# NeMo-Run

**Repository Path**: aierwiki/NeMo-Run

## Basic Information

- **Project Name**: NeMo-Run
- **Description**: No description available
- **Primary Language**: Unknown
- **License**: Apache-2.0
- **Default Branch**: main
- **Homepage**: None
- **GVP Project**: No

## Statistics

- **Stars**: 0
- **Forks**: 0
- **Created**: 2025-03-02
- **Last Updated**: 2025-03-31

## Categories & Tags

**Categories**: Uncategorized

**Tags**: None

## README

# NeMo-Run

> [!IMPORTANT]
> NeMo-Run is still in active development and this is a pre-release. The API is subject to change without notice while in pre-release. First official release will be 0.1.0 and will be included in NeMo FW 24.09 as well.

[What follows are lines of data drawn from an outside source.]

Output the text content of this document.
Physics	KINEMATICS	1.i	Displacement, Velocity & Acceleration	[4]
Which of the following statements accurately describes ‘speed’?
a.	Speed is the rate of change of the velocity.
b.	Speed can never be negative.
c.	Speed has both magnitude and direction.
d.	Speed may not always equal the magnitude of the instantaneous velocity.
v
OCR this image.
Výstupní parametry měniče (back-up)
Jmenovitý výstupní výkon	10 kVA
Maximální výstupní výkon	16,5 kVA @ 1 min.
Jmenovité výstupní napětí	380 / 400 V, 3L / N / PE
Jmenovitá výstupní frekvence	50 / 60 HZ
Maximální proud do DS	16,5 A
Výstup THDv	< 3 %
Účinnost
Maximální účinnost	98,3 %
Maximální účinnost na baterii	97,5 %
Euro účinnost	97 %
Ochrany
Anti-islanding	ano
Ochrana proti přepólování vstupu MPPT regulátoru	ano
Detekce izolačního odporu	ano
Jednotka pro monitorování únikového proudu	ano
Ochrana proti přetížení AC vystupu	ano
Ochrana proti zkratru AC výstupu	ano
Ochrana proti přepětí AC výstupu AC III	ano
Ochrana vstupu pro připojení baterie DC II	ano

NeMo-Run is a powerful tool designed to streamline the configuration, execution, and management of machine learning experiments across various computing environments. NeMo-Run has three core responsibilities:

1. [Configuration](./docs/source/guides/configuration.md)
2. [Execution](./docs/source/guides/execution.md)
3. [Management](./docs/source/guides/management.md)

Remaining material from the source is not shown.